Those Who Could Not Hear The Music
Tuesday, January 12th, 2010I’m often possessed by an urge to go dancing. There. Now, I’ve outed myself. I can’t listen to anything by Crüxshadows, Moby, or The Smiths without wishing for a club where they played nothing but such music all night long. I dream of dancing by myself out there on the darkened dance floor like some kind of drunken, gleeful fool with all of the glee and none of the drunkenness.
I want to connect with the music in a physical way. I love listening to music with my eyes closed, so that I can focus every bit of my attention on each of the layers in the sound. I love pondering the lyrics in a way that leaves my mind’s eye free to conjure up images that synthesize into a pure and wonderful gestalt. The only way I can imagine making this any better is to allow my body to move with that imagination, to elevate the sublime experience into an even higher and more vital experience.

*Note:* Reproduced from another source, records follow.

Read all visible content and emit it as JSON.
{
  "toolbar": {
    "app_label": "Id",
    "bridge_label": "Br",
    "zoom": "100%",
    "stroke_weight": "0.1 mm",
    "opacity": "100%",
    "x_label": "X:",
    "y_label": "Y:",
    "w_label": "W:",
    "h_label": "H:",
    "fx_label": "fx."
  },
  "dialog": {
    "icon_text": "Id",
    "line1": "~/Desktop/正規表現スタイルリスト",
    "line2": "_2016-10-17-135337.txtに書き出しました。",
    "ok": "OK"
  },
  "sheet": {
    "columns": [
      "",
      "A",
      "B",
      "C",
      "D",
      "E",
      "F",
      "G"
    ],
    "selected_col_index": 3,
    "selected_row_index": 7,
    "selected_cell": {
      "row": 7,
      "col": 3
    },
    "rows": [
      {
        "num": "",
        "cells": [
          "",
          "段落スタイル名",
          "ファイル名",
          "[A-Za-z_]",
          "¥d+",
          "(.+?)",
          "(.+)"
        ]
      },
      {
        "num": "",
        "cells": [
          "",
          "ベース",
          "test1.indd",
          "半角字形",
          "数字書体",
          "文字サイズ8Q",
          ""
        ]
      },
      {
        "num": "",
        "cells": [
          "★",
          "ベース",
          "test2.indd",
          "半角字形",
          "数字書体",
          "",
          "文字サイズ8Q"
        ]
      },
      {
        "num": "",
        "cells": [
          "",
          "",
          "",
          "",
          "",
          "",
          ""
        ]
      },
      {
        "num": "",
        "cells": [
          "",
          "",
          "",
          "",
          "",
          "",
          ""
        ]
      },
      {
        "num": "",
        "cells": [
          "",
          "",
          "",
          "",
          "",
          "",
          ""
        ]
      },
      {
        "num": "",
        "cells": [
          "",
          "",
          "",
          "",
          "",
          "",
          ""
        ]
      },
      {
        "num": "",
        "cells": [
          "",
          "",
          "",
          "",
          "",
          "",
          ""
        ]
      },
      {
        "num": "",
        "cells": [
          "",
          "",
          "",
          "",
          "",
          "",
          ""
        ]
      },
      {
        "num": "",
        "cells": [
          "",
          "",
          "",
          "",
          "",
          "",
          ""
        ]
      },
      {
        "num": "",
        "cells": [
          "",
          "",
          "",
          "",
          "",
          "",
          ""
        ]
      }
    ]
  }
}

I never picture myself dancing with anyone else. I want to dance with the music itself. Catholics have Communion. Muslims have their daily prayers. This would be my communion with something larger than myself, my own private altar call, my chance to be completely surrounded and enveloped by the music that connects with me with a larger humanity, a kinetic koan pointing toward a higher, more vital truth than language could ever express.
I wouldn’t care that I’m fat. I wouldn’t care about the gender constraints that say that straight men aren’t allowed to enjoy dancing. I wouldn’t care whether I looked silly because I have no idea how I’m supposed to dance. I would dance my heart out and not care who knew it.
And on that day, I would revolutionize the fucking world.